Petro sai das urnas com maior partido na Câmara e no Senado da Colômbia
As eleições legislativas colombianas resultaram em um Congresso fragmentado, que tomará posse em 20 de julho
A esquerda da Colômbia, liderada pelo presidente do país, Gustavo Petro, venceu as eleições legislativas do domingo, 8, e saiu das urnas com a maior bancada na Câmara e no Senado. O resultado coloca o partido de Petro, o Pacto Democrático, em boa posição para a acirrada disputa com o campo conservador na eleição presidencial de 31 de maio.
As eleições legislativas colombianas resultaram em um Congresso fragmentado, que tomará posse em 20 de julho. O Pacto Histórico elegeu 25 dos 103 senadores e 40 deputados de um total de 188 - de acordo com projeções, uma vez que o resultado oficial ainda não tinha sido consolidado ontem. A fragmentação indica que será necessário estabelecer alianças para conseguir maioria.
Eleições legislativas medem a temperatura na Colômbia antes das votações presidenciais. Os principais candidatos à presidência são o senador Iván Cepeda, do partido de Petro, e o advogado de direita Abelardo de la Espriella, um admirador declarado do salvadorenho Nayib Bukele e do americano Donald Trump.
Os resultados também determinam os últimos cinco meses do mandato de Petro, que não pode concorrer à reeleição. Cepeda pretende insistir nas reformas que o atual presidente não conseguiu concretizar ao perder as maiorias no Congresso perto do fim do mandato.
Os congressistas vetaram a mudança do sistema de saúde e uma reforma tributária para combater o déficit fiscal. Petro respondeu com manifestações populares, nas quais fez discursos contundentes contra o Congresso, que perdeu prestígio entre o eleitorado nos últimos anos em razão de vários escândalos de corrupção.
O presidente, no entanto, parece ter recuperado terreno com as tensões recentes com Trump, que incluem as políticas de deportação e ameaças de sanções do americano e trocas de acusações sobre narcotráfico.
Disputa acirrada
"Hoje começa o nosso segundo tempo com uma bancada forte", comemorou Cepeda. De la Espriella lamentou que a esquerda tenha ficado com "a maior bancada do Congresso". "Isso é muito grave", afirmou.

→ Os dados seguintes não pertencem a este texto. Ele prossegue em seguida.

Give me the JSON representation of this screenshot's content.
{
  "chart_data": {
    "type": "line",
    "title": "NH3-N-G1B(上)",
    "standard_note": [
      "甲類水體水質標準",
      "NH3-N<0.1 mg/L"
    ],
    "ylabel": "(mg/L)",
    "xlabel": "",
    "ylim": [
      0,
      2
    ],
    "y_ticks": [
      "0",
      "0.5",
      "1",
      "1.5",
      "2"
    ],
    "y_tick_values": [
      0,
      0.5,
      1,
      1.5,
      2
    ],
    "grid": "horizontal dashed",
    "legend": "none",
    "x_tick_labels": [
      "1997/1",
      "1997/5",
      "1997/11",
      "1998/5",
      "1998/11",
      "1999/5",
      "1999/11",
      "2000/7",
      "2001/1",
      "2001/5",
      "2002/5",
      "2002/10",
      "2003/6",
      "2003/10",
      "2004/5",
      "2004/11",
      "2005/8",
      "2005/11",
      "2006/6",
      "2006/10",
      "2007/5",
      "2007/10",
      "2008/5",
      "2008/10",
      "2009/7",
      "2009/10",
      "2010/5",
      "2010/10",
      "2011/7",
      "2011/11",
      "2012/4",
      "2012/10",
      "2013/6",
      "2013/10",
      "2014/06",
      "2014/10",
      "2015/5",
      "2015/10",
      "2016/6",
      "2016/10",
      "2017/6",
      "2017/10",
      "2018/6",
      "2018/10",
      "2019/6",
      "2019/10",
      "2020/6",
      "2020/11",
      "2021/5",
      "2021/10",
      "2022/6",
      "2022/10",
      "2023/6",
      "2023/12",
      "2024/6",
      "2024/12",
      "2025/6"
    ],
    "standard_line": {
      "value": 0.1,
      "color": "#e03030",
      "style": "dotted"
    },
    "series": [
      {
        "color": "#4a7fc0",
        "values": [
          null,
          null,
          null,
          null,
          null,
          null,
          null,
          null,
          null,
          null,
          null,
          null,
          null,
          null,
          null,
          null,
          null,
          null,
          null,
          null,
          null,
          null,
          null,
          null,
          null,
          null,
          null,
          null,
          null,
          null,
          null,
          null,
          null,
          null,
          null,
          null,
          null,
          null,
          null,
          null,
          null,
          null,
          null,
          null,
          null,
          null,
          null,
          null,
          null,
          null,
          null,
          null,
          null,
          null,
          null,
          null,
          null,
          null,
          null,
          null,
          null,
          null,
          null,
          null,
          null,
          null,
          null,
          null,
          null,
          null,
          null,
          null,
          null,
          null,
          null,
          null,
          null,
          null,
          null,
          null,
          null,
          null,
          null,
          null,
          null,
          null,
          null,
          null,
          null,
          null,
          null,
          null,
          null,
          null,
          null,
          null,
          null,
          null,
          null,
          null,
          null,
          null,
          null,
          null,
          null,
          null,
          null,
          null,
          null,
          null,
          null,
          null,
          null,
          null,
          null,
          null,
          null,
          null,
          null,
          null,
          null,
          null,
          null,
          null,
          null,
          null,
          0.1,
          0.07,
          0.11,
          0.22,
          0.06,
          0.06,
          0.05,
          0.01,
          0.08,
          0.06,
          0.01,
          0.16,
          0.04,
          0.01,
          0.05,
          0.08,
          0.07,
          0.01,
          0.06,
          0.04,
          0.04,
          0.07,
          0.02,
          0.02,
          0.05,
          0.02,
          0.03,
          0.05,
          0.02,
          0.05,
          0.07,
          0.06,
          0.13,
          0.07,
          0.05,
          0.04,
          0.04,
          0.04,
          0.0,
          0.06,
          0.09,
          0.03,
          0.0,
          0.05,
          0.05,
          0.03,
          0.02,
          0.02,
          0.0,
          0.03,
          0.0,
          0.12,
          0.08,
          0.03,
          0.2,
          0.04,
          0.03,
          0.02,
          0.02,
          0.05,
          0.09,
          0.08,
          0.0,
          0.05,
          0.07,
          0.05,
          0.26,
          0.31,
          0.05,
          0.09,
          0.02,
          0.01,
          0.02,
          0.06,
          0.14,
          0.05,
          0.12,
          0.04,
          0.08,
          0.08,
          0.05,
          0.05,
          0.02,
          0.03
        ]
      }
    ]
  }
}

As pesquisas, no entanto, sinalizam que nem Cepeda nem De la Espriella serão capazes de selar a vitória no primeiro turno - e precisarão de um segundo, marcado para 21 de junho. Ambos ainda poderiam ser surpreendidos pela candidata uribista Paloma Valencia, que veio do grupo político de centro-direita do ex-presidente Alvaro Uribe - que foi candidato ao Senado pelo Centro Democrático, mas não se elegeu. Uribe está de volta ao cenário político depois que um tribunal revogou, em outubro, sua condenação a 12 anos de prisão domiciliar por suborno a paramilitares e fraude processual.
Ataques
A marca das eleições na Colômbia segue sendo o conflito armado que dita o ritmo da disputa política no país nos últimos 50 anos. Dois ataques guerrilheiros no sul colombiano marcaram a jornada eleitoral.
As autoridades informaram que rebeldes atacaram dois locais de votação durante a apuração, mas não fizeram vítimas. Antes das legislativas, observadores eleitorais denunciaram vários atos de violência contra líderes políticos, incluindo o assassinato, no ano passado, do candidato à presidência de direita Miguel Uribe Turbay, neto do ex-presidente colombiano Julio Turbay (1978-1982).
As milícias responsabilizadas pelo crime vivem um período de fortalecimento, impulsionadas pelo fracasso das negociações de paz e pelo aumento do consumo de cocaína nos EUA e na Europa. Após o desmantelamento dos cartéis históricos, de Cali e Medellín, que dominaram a cena colombiana nos anos 1990, o crime organizado se fragmentou, tornando-se mais violento e difícil de combater.
Guerrilhas
Outro fator complicador na Colômbia é a presença de guerrilhas de extrema esquerda, como as Forças Armadas Revolucionárias da Colômbia (Farc) e o Exército de Libertação Nacional (ELN). Com o tempo, esses grupos abandonaram os objetivos políticos e se transformaram em organizações criminosas comuns. (COM AGÊNCIAS INTERNACIONAIS) As informações são do jornal O Estado de S. Paulo.